- For cities to be identified as beautiful, certain characteristics must run through. These include: ...
Written By Doreen Hammond - All over the world, nations big and small take pride in the beauty of their capital cities.
I once chanced upon an argument among people of different nationalities, each claiming theirs was the most beautiful.
Of course I did not take part for obvious reasons.
It may be difficult to pinpoint the most beautiful city in the world, for as the saying goes, beauty lies in the eyes of the beholder.
This notwithstanding, most regular world travellers attest to the beauty of cities like Lisbon, Rome, Amsterdam, Paris and London .
In Africa, Johannesburg, Marrakech, Abuja, Tunis, Addis Ababa and Kigali are noted as beautiful cities albeit by African standards.
For cities to be identified as beautiful, certain characteristics must run through.
These include: orderliness, which means that buildings should be uniform in appearance and layout - to a degree.
There must also be visible life, meaning that we must see people walking the streets and working in shops and there must be places for relaxation, such as, recreational facilities and parks and historic monuments.
A city must be Compact to be considered beautiful.
It must not sprawl and land must be well utilised.
There must be a balance of large and small streets which should allow for easy access and travel.
And of course, a beautiful city must be clean with a good drainage and waste management system.
Sadly, in the case of Ghana, it appears that we fall short in almost all the indicators mentioned above.
None of our cities, including Accra, boasts of good architecture, a well-thought through plan, a good drainage system and a good road network.
There is a lack of harmony among motorists as cars, motorbikes, bicycles and pedestrians struggle for movement.
To make matters worse, parts of the roads have been turned into mechanics’ shops and city authorities look on helplessly.
The medians of our streets are always bushy and our beaches serve as places of convenience for some city dwellers.
Clearly, this is an indictment on us as a people, considering our place in the history of Africa.
But the reality is that beautiful cities do not drop from space, it takes political will, sound planning, commitment, a good budget and an enforcement of regulations to make cities beautiful.
Regrettably, we take comfort in comparing Accra to neighbouring cities, who are still suffering the effects of protracted wars like Freetown in Sierra Leone, Monrovia in Liberia and Niamey in Niger as we do in all endeavours of life.
Unfortunately, such comparison does not motivate us to excel or do better.
It is a fact that in the past, some attempts to beautify the capital were made to the extent that a whole ministry for beautification was set up. But with the lack of a political will and a requisite budget, it fizzled out without much impact, if any at all.

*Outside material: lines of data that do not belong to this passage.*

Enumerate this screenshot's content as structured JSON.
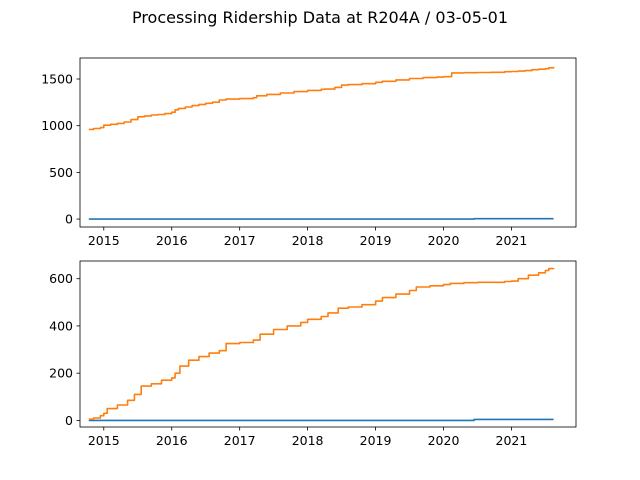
{
  "figure": {
    "title": "Processing Ridership Data at R204A / 03-05-01"
  },
  "colors": {
    "series_blue": "#1f77b4",
    "series_orange": "#ff7f0e"
  },
  "chart_data": [
    {
      "type": "line",
      "xlabel": "",
      "ylabel": "",
      "xlim": [
        2014.65,
        2021.95
      ],
      "ylim": [
        -85,
        1725
      ],
      "xticks": [
        2015,
        2016,
        2017,
        2018,
        2019,
        2020,
        2021
      ],
      "xtick_labels": [
        "2015",
        "2016",
        "2017",
        "2018",
        "2019",
        "2020",
        "2021"
      ],
      "yticks": [
        0,
        500,
        1000,
        1500
      ],
      "ytick_labels": [
        "0",
        "500",
        "1000",
        "1500"
      ],
      "grid": false,
      "series": [
        {
          "color": "#1f77b4",
          "x": [
            2014.78,
            2015.5,
            2016.5,
            2017.5,
            2018.5,
            2019.5,
            2020.35,
            2020.45,
            2021.0,
            2021.62
          ],
          "y": [
            0,
            0,
            0,
            0,
            0,
            0,
            0,
            4,
            4,
            4
          ]
        },
        {
          "color": "#ff7f0e",
          "x": [
            2014.78,
            2014.85,
            2014.95,
            2015.0,
            2015.1,
            2015.2,
            2015.3,
            2015.4,
            2015.5,
            2015.6,
            2015.7,
            2015.8,
            2015.9,
            2016.0,
            2016.05,
            2016.1,
            2016.2,
            2016.3,
            2016.4,
            2016.5,
            2016.6,
            2016.7,
            2016.8,
            2017.0,
            2017.2,
            2017.25,
            2017.4,
            2017.6,
            2017.8,
            2018.0,
            2018.2,
            2018.25,
            2018.4,
            2018.5,
            2018.6,
            2018.8,
            2019.0,
            2019.1,
            2019.3,
            2019.5,
            2019.7,
            2019.9,
            2020.0,
            2020.1,
            2020.12,
            2020.3,
            2020.5,
            2020.7,
            2020.9,
            2021.0,
            2021.1,
            2021.2,
            2021.3,
            2021.4,
            2021.5,
            2021.55,
            2021.62
          ],
          "y": [
            960,
            970,
            980,
            1005,
            1015,
            1025,
            1040,
            1065,
            1095,
            1105,
            1115,
            1120,
            1130,
            1145,
            1170,
            1185,
            1200,
            1215,
            1228,
            1240,
            1252,
            1275,
            1285,
            1290,
            1300,
            1320,
            1335,
            1350,
            1365,
            1378,
            1390,
            1392,
            1410,
            1435,
            1440,
            1450,
            1465,
            1475,
            1490,
            1505,
            1515,
            1520,
            1525,
            1528,
            1565,
            1568,
            1570,
            1572,
            1578,
            1580,
            1585,
            1590,
            1600,
            1605,
            1610,
            1620,
            1630
          ]
        }
      ]
    },
    {
      "type": "line",
      "xlabel": "",
      "ylabel": "",
      "xlim": [
        2014.65,
        2021.95
      ],
      "ylim": [
        -28,
        675
      ],
      "xticks": [
        2015,
        2016,
        2017,
        2018,
        2019,
        2020,
        2021
      ],
      "xtick_labels": [
        "2015",
        "2016",
        "2017",
        "2018",
        "2019",
        "2020",
        "2021"
      ],
      "yticks": [
        0,
        200,
        400,
        600
      ],
      "ytick_labels": [
        "0",
        "200",
        "400",
        "600"
      ],
      "grid": false,
      "series": [
        {
          "color": "#1f77b4",
          "x": [
            2014.78,
            2015.5,
            2016.5,
            2017.5,
            2018.5,
            2019.5,
            2020.35,
            2020.45,
            2021.0,
            2021.62
          ],
          "y": [
            0,
            0,
            0,
            0,
            0,
            0,
            0,
            4,
            4,
            4
          ]
        },
        {
          "color": "#ff7f0e",
          "x": [
            2014.78,
            2014.85,
            2014.95,
            2015.0,
            2015.05,
            2015.2,
            2015.35,
            2015.45,
            2015.55,
            2015.7,
            2015.85,
            2016.0,
            2016.05,
            2016.12,
            2016.25,
            2016.4,
            2016.55,
            2016.7,
            2016.8,
            2017.0,
            2017.2,
            2017.3,
            2017.5,
            2017.7,
            2017.9,
            2018.0,
            2018.2,
            2018.3,
            2018.45,
            2018.6,
            2018.8,
            2019.0,
            2019.1,
            2019.3,
            2019.5,
            2019.6,
            2019.8,
            2020.0,
            2020.1,
            2020.3,
            2020.5,
            2020.7,
            2020.9,
            2021.0,
            2021.1,
            2021.25,
            2021.4,
            2021.5,
            2021.55,
            2021.62
          ],
          "y": [
            5,
            10,
            20,
            30,
            50,
            65,
            85,
            110,
            145,
            155,
            170,
            180,
            200,
            230,
            255,
            270,
            285,
            295,
            325,
            330,
            340,
            365,
            385,
            400,
            415,
            428,
            440,
            455,
            475,
            480,
            490,
            505,
            520,
            535,
            550,
            565,
            570,
            575,
            580,
            583,
            585,
            585,
            588,
            590,
            600,
            615,
            625,
            635,
            643,
            645
          ]
        }
      ]
    }
  ]
}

The sad result is that, our beloved Accra remains drab, a driver’s nightmare, sprawling out of control, inundated with unapproved structures, noisy, stinky and lawless.
As if not enough, the city is poorly lit at night resulting in security issues.
To reverse this embarrassing trend, we need to rethink our land use in the city.
The free for all, anything goes attitude must change.
At a recent visit to the Accra Digital Centre, I was saddened by the use of a prime land to put up single buildings.
All those buildings could have been housed in one high rise to maximise land use and beautify the place.
Unlike other modern cities, Accra also lacks a mass transport system. A reliable bus or rail has eluded Accra and its open drainage has also not helped as they serve as receptacle for all manner of refuse including human waste.
Thankfully, the President seems to have a vision for the beautification of Accra as he announced at a ceremony some time ago. The challenge is that beyond the words, not much work has been seen taking off.
Taflatse, has it ever occurred to us that the Odaw river is our version of the River Thames in the UK or the Potomac in the US?
As a people we seem to have a knack for destroying rather than building.
The drift is that even if God made you the most beautiful human, if you don’t complement God’s effort with personal hygiene, a good haircut and neat clothes to match, this beauty will remain one that only God sees and not mortals.
We need a national effort to make Accra count among the beautiful cities on the continent at least, if we can’t make it on the international front.